Trotz alledem wird eine Form von Johnson wieder auftauchen. Liz Truss, die ihre neue Rolle als Premierministerin annahm, würdigte ihn als ihren „Freund“. Wir sehen in ihr sein Gespenst: körperlos von der Realität, Kämpfe anzettelnd und einen Kulturkampf schürend, um von der Tatsache abzulenken, dass Großbritanniens Probleme nicht durch einen cleveren Steuertrick behoben werden können, der die Inflation oder eine neue Politik für Recht und Ordnung senkt, sondern von Grund auf neu zu überdenken, wie Geschäfte reguliert werden und wie Reichtum angehäuft und verteilt wird. Johnsons Geschichte ist eine warnende Geschichte darüber, was passiert, wenn eine Gesellschaft sich so sehr an den Status quo bindet, dass sie dieselben Fehler wiederholt, egal wie schädlich sie sein mögen.

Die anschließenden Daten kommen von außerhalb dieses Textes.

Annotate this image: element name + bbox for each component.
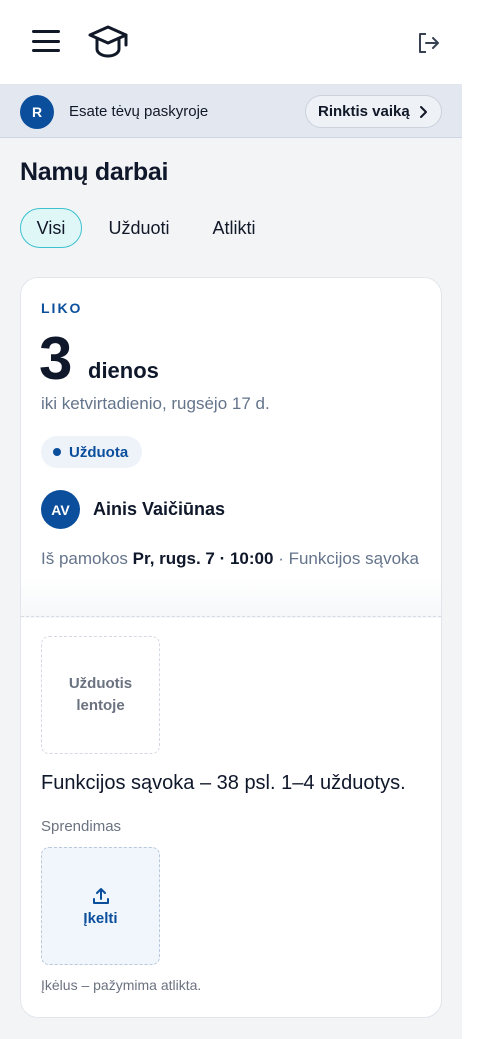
tab-completed[interactable]: Atlikti: [204, 208, 264, 248]
solution-label: Sprendimas: [41, 818, 122, 835]
homework-card[interactable]: LIKO 3 dienos iki ketvirtadienio, rugsėj…: [20, 277, 442, 1018]
choose-child-label: Rinktis vaiką: [318, 103, 410, 120]
upload-button[interactable]: Įkelti: [41, 847, 160, 965]
graduation-cap-icon[interactable]: [86, 22, 130, 62]
board-task-placeholder[interactable]: Užduotis lentoje: [41, 636, 160, 754]
days-remaining-count: 3: [39, 325, 73, 392]
logout-icon[interactable]: [416, 30, 442, 56]
page-title: Namų darbai: [20, 158, 169, 186]
parent-avatar: R: [20, 95, 54, 129]
task-description: Funkcijos sąvoka – 38 psl. 1–4 užduotys.: [41, 772, 406, 794]
chevron-right-icon: [420, 106, 427, 118]
upload-note: Įkėlus – pažymima atlikta.: [41, 977, 202, 993]
deadline-text: iki ketvirtadienio, rugsėjo 17 d.: [41, 394, 270, 413]
board-task-label: Užduotis lentoje: [68, 675, 133, 714]
hamburger-menu-icon[interactable]: [32, 30, 60, 52]
lesson-info: Iš pamokos Pr, rugs. 7 · 10:00 · Funkcij…: [41, 546, 421, 571]
lesson-prefix: Iš pamokos: [41, 549, 128, 568]
teacher-avatar: AV: [41, 490, 80, 529]
lesson-time: Pr, rugs. 7 · 10:00: [132, 549, 274, 568]
upload-label: Įkelti: [83, 909, 118, 927]
parent-account-text: Esate tėvų paskyroje: [69, 103, 209, 120]
upload-icon: [92, 887, 109, 904]
status-badge: Užduota: [41, 436, 142, 468]
status-label: Užduota: [69, 443, 129, 461]
tab-assigned[interactable]: Užduoti: [100, 208, 178, 248]
status-dot-icon: [53, 448, 61, 456]
card-divider: [21, 616, 441, 617]
remaining-label: LIKO: [41, 300, 83, 316]
choose-child-button[interactable]: Rinktis vaiką: [305, 95, 442, 128]
tab-all[interactable]: Visi: [20, 208, 82, 248]
lesson-topic: · Funkcijos sąvoka: [278, 549, 419, 568]
top-bar: [0, 0, 462, 84]
teacher-name: Ainis Vaičiūnas: [93, 499, 226, 519]
days-remaining-unit: dienos: [88, 358, 159, 383]
card-fade: [21, 578, 441, 618]
scroll-gutter: [462, 0, 480, 1039]
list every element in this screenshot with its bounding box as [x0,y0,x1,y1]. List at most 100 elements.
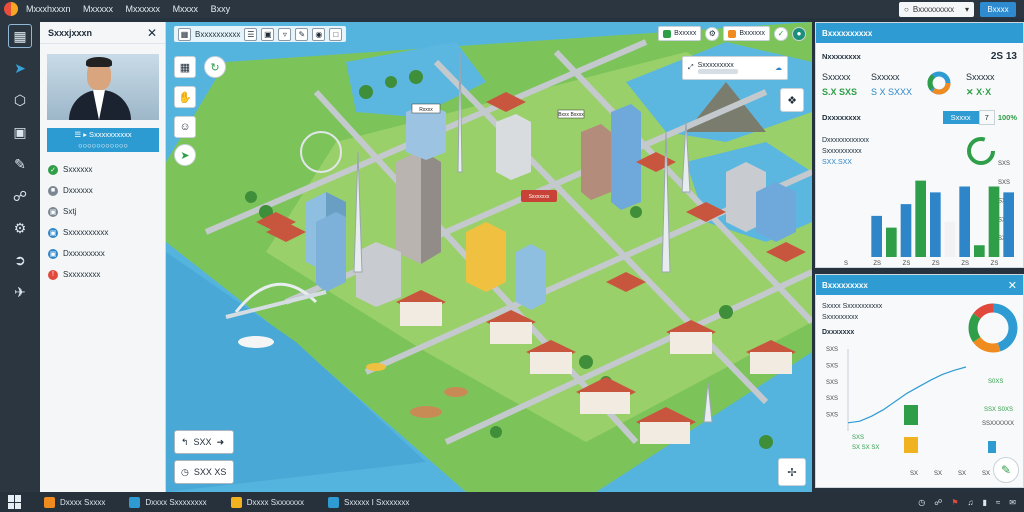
account-dropdown[interactable]: ○ Bxxxxxxxxx ▾ [899,1,974,17]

Johnson ist weg, aber wir haben einen neuen Premierminister, in dem die Angst vor Veränderungen und die Bindung an moralisch bankrotte Wirtschafts- und Regierungsformen immer noch bestehen. Johnson war eher ein Symptom des Scheiterns als eine Ursache dafür. Seine Geschichte handelt nicht von ihm, sondern von uns.